If you were a single woman back then (70s) mortgage lenders didn't want to know you, unless you were of more mature years and not likely to have a family.
A lot of women only paid the married woman's NI stamp (abolished just before I got married.) This doesn't entitle them to a full pension. Where was the publicity telling women about this, which would have enabled them to do something about it?
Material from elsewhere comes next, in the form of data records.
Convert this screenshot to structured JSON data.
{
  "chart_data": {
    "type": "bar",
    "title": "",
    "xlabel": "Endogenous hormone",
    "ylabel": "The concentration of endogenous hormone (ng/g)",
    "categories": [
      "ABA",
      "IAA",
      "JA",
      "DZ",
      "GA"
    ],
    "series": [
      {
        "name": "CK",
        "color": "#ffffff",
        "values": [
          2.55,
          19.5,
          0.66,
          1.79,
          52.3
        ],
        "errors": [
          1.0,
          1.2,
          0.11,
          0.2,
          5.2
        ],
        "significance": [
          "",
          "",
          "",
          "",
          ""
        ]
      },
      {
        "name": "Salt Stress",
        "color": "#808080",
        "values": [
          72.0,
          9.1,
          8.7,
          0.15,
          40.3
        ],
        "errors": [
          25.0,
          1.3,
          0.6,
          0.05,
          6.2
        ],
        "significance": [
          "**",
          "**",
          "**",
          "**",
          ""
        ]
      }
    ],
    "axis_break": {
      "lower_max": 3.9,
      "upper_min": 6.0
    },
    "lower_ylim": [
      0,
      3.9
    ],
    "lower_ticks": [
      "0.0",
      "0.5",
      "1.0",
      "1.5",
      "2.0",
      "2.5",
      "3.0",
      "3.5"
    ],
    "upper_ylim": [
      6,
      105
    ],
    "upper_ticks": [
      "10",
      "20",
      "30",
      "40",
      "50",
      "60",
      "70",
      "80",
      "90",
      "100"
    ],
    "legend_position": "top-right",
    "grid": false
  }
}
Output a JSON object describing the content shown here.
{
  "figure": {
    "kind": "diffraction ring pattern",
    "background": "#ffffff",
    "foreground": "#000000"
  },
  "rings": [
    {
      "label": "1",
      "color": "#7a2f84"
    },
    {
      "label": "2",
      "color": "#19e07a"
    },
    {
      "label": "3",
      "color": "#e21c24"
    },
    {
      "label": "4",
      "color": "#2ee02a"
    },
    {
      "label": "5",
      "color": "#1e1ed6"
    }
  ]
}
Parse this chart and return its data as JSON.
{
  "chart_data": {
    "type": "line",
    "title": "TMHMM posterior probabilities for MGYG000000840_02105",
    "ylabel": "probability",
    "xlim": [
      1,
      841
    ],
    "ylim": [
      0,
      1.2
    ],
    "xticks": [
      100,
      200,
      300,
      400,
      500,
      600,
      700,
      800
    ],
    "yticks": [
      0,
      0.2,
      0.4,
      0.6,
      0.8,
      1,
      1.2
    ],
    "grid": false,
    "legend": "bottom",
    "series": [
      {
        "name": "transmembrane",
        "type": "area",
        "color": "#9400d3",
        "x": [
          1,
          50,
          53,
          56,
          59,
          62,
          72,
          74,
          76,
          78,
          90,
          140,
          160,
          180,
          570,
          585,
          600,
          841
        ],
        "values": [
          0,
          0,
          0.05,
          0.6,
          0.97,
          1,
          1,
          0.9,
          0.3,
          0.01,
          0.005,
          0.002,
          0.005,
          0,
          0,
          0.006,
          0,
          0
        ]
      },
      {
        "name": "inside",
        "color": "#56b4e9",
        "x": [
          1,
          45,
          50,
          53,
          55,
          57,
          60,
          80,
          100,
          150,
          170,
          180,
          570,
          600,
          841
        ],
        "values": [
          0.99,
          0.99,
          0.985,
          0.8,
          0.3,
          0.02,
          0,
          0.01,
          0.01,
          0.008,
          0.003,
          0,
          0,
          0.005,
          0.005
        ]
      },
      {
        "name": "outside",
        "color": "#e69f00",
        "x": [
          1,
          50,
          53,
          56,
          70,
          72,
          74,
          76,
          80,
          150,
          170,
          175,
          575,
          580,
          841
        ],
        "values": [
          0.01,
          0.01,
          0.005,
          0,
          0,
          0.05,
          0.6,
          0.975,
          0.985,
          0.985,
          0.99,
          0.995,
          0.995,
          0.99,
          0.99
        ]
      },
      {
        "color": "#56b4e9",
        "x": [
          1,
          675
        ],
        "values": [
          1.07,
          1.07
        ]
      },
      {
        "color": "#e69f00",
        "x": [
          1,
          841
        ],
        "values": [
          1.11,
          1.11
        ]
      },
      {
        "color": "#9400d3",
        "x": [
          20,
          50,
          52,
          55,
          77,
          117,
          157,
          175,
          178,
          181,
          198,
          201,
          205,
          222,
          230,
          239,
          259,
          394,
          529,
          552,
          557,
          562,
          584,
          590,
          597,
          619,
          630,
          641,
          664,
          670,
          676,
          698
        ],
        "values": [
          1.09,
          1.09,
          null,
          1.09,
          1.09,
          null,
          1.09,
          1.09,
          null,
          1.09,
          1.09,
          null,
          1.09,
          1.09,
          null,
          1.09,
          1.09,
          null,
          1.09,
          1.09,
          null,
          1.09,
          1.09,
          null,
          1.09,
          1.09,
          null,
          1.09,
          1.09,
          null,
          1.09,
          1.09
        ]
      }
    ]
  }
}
The changed age for claiming a bus pass was not as far as I am aware publicised at all. DH claimed his at 60. I found I had to wait until I was eligible for the state pension, which in my case was the week I turned 61, before I could claim. A school friend with a birthday 5 months later than me waited something like 10 months longer before she could claim her pension and bus pass. Women with birthdays after that have to wait even longer. The changes have been brought in without much publicity, so that women are less able to plan for the changes. (That may only be in England, Scotland and Wales may still be more generous.)
Few women went to university, jobs usually paid less anyway so there were fewer opportunities to build up a pension fund. I can remember working for a firm in the mid seventies which only invited male employees to join the pension scheme.
Which jobs do women favour? Nursing, teaching, local government, i.e. public sector jobs. Which sector is being hit hardest?
Basically, a whole lot of middle aged women went without when they were younger and have drawn the short straw now.